Разогнавшись, Федя совсем не заметил Анну, спустившуюся до середины лестницы.
— Есть контакт! — победоносно сказала Анна. — Всё, Лёлька: пора собираться. Через два часа будет такси.
Фёдор оборвался на полуслове... медленно повернулся от Анны к Лёле... — и вдруг ему стала понятна Лёлина необычная мягкость, покорность... виноватость... И быстро-быстро, болезненно запульсировал шрам надо лбом.
— Но ведь... ты говорила, что не поедешь? — проговорил он, неосознанно трогая голову.
— Я говорила? — искренне удивилась Лёля. — Когда?
Федя сообразил, что действительно: только он, он один,
сам решил за неё — и даже не то решил, что Лёля не едет с Белявскими, — а решил, что они её приглашают сугубо формально... Но Анна-то могла переиначить... И, конечно, переиначила, только чтобы его проучить...
Тем временем Лёля встала из кресла.
Проходя мимо Феди, приостановилась и — в первый раз — мягко дотронулась до Фединого плеча, почти погладила.

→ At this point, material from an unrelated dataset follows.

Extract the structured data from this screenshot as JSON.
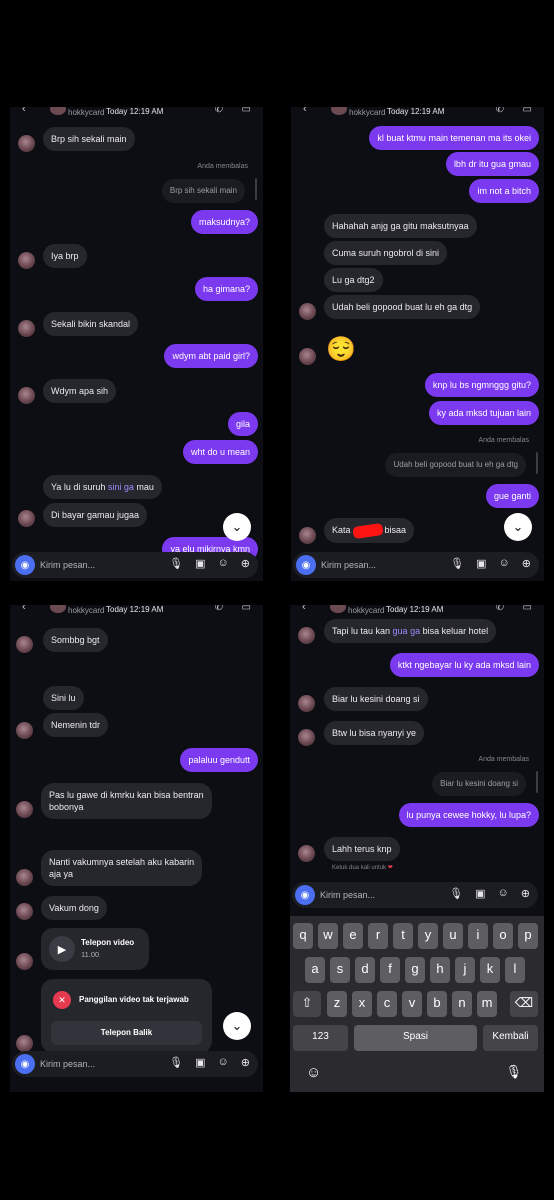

Он поймал её руку, и, глядя снизу вверх, проговорил:
— Как ты думаешь... может быть, имеет смысл... задержаться?..
— Ты меня спрашиваешь? — Лёля чуть-чуть улыбнулась.
— Ну да, тебя... — пробормотал Федя в недоумении. — Задержаться буквально на несколько дней? День-другой?..
— Зачем, Федя? — мягко ответила Лёля.
Фёдор сообразил, что она в первый раз назвала его по имени.
Но в следующую же секунду её лицо стало прежним, и, усмехнувшись, Лёля сказала:
— Нет. Тем более, всё равно я иллюзия.
VI.
Рассказ со счастливым концом
Бывает в жизни такое чудо: когда родился у нас ребёнок — он был ещё совсем маленький — мой муж попал в очень серьёзную аварию. Друг его насмерть разбился, а муж остался жив, инвалидом.
И я хочу вам сказать, как же я теперь рада этой аварии!
*
Как я называю, типичная история медсестры: «он лежал - она работала...» Или наоборот, тут у нас у фельдшера одного: «он работал - она лежала...» Здесь же дом наш, в больнице — вся жизнь у нас тут протекает. Поэтому, я говорю, всё типично: муж лежал, я работала медсестрой — у нас был с ним бурный роман, расписались, и у нас родился ребёнок.
Но ещё когда было у меня беременности шесть месяцев, муж у меня начал пить.
Очень сильно стал пить — вот как будто бы подменили... А может, он такой и был — потому что я его мало знала-то. Он постарше меня намного: ему было тридцать четыре, а мне, считай, двадцать один. Родители мои были против. Но бабушка мне всегда говорила: «Алён, посмотри какой у тебя муж замечательный, какой он у тебя споко-ойный: он поработал, приходит пьяный и спит...» Но я капризничала и хотела уже разводиться. А потом вся эта произошла ситуация.
Было солнце, пекло такое — как раз картошку сажать. Мы живём-то в Уваровке, там у нас свои огороды — и надо уже картошку сажать, а мы опять поругались.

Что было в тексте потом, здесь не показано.